Thoughts On Sustainability

I came upon a beautifully written treatise on sustainable beekeeping last evening. The author, Phil Chandler, articulates better than I ever could some of the thinking behind beekeeping off the chemical grid, as it were. If you're thinking about taking up beekeeping, or interested in understanding the context for the current honeybee crisis, I highly recommend it.

Commercial and mainstream beekeeping is pumping bees full of antibiotics and chemicals, essentially breeding weaker bees with no chance of developing natural resistance to pests and diseases. This growing weakness is, of course, met with more chemicals and man-made "solutions" that are lucrative for certain humans and devastating for bees, our environment, and our already corrupted relationship to our brethren in the natural world.

In addition, our pollination practices undermine bees' nutritional needs, forcing them to collect monolithic nectar sources by treating them as pollination machines. One illustration: the underbrush of almond orchards is assiduously mowed to prevent other blossoms from "distracting" the bees from their (forcibly) assigned task, meaning that they have no choice but to collect nectar and pollen from a single plant: almond. In nature, bees visit a diversity of blossoms to ensure a rich variety of nutritional inputs.

These are just a couple of quick illustrations of how we're screwing, and screwing up, the bees.
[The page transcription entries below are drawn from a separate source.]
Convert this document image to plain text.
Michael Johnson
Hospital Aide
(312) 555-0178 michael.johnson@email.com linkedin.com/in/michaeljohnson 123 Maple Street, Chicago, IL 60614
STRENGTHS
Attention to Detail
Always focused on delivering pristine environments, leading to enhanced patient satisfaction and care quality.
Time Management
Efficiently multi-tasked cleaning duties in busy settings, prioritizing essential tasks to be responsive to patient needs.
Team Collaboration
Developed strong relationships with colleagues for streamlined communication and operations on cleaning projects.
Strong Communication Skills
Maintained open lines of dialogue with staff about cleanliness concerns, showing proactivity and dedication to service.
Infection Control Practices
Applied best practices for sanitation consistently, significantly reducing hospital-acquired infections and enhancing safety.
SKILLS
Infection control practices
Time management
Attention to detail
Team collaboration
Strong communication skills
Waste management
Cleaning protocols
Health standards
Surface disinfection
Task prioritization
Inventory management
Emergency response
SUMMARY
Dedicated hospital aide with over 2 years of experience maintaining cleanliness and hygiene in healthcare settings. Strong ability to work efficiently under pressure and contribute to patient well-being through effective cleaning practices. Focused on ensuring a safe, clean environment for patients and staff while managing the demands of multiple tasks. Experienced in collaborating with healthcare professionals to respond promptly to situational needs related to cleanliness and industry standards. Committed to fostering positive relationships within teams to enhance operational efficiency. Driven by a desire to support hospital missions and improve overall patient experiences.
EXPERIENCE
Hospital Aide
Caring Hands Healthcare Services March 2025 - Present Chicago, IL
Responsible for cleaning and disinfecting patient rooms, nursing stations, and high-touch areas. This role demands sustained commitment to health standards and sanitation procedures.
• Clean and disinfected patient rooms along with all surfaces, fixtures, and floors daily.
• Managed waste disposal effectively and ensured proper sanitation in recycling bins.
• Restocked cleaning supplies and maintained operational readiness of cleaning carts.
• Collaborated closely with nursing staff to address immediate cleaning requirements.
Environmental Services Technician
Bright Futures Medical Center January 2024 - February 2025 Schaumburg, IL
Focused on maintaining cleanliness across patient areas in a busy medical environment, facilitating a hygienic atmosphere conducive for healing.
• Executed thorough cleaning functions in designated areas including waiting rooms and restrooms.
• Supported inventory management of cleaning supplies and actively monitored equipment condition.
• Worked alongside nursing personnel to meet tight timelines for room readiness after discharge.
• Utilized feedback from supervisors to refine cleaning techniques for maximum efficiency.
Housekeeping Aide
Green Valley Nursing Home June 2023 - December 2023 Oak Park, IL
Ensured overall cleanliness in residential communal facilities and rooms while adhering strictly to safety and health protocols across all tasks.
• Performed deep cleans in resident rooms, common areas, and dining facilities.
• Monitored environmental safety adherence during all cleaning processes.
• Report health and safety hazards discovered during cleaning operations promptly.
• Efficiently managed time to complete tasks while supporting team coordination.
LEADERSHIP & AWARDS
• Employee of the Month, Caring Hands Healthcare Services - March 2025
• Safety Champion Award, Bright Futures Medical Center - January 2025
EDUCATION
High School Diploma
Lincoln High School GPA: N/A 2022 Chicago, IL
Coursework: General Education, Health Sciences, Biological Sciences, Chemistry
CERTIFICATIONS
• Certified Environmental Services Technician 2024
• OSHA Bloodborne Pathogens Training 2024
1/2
There are alternatives, though you'd never, ever know it from reading the beekeeping books out there. It's a bit like the myth that organic farming is somehow less efficient or productive than dousing our food supply with chemicals, trashing the health of the topsoil, and wrecking the ecosystem to "manufacture" bright and pretty (and pretty tasteless) tomatoes, strawberries, or watermelons, in and out of season. There's a new report showing that organic farming more than holds its own against conventional farming practices. It's worth a look.